His occupation at the district court gave Winkler the opportunity to organise passports and to issue death certificates of Jews who had been hidden at his and his friends' places. He also had many friends and acquaintances who were willing to provide food stamps and accommodation. Scharff gradually became the head of the organisation which mainly consisted of friends and acquaintances of Scharff and Winkler, of opponents of the Nazi regime, and other like-minded citizens of Berlin-Wedding, Berlin-Mitte, and Berlin-Kreuzberg. Scharff developed new ideas how to distribute chain mails and opposition leaflets and how to recruit new supporters. Together with Winkler he organised the large-scale distribution of their leaflets, in which they appealed to independent thinking, to resistance and to putting an end to the war. Furthermore, they provided shelter to 6–10 persecuted Jews at any time. Scharff and Winkler even contacted inhabitants of the prisoner of war camp Stalag III-A in Luckenwalde, most likely with the goal to ultimately gain access to military arsenal. It was Scharff's dream to free the last Jews that were imprisoned in the prison and detention camp at the Jewish hospital in Berlin.

There were also active plans to kill the infamous Jew "catcher" and Nazi collaborator Stella Goldschlag but none of the plans came into fruition. A plan to poison her coffee was abandoned, so also was a plan to have her dentist poison her during an appointment and another one where Goldschlag and her partner Rolf Isaaksohn would be lured to an address by a rumor of Jews in hiding living there and then kill the pair.

GFA instead sent Goldschlag a fake death sentence written on official court document paper and informed her that if she was seen on the streets [after the war] by one of their agents she would be killed instantly. Even if the threat was only for intimidation it was seen as a valid one and Goldschlag's superior pulled her and the other members of the Search Service from the streets for two weeks and later issued them with pistols for protection.
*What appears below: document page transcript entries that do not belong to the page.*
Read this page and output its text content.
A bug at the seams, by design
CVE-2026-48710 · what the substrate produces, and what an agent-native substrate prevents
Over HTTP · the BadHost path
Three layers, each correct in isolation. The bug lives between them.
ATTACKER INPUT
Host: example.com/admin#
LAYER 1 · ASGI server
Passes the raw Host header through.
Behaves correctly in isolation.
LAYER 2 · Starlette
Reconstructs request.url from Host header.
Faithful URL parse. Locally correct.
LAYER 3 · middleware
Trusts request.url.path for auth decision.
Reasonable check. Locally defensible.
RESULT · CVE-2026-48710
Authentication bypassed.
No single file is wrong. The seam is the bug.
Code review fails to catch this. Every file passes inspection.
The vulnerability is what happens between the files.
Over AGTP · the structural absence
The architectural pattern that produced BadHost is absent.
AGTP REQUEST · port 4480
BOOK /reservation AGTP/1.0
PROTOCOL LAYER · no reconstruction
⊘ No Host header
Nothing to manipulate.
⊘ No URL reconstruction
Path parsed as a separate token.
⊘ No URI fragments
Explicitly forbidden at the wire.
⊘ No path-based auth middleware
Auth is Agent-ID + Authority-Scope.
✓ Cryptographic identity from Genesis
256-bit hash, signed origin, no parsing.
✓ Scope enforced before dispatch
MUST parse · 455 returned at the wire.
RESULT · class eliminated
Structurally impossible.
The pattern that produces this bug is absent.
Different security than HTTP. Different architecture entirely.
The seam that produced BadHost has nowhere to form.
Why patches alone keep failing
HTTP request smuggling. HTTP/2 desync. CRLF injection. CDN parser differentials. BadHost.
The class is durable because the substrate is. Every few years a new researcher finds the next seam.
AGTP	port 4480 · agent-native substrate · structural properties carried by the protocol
Many, most of all the wife of Hans Winkler, thought that the organisation was acting too recklessly. A member of the group, Hilde Bromberg, was indeed arrested in April 1944 after a denunciation by the widow of the executed bookseller August Bonneß, Jr. (1890-1944). Although Bromberg did not reveal the other group members and even managed to lead the Gestapo astray, they eventually tracked down the group and arrested Werner Scharff on October 14, 1944. Scharff was brought to the prison at Alexanderplatz and brutally interrogated. Shortly thereafter, Winkler and many other members of the organisation were arrested as well.

By the end of 1944, Scharff was transferred to Sachsenhausen concentration camp. The SS executed him on March 16, 1945. Fancia Grün was executed in the concentration camp as well. Many other members of the community only survived thanks to the end of the war — otherwise they would have faced certain death.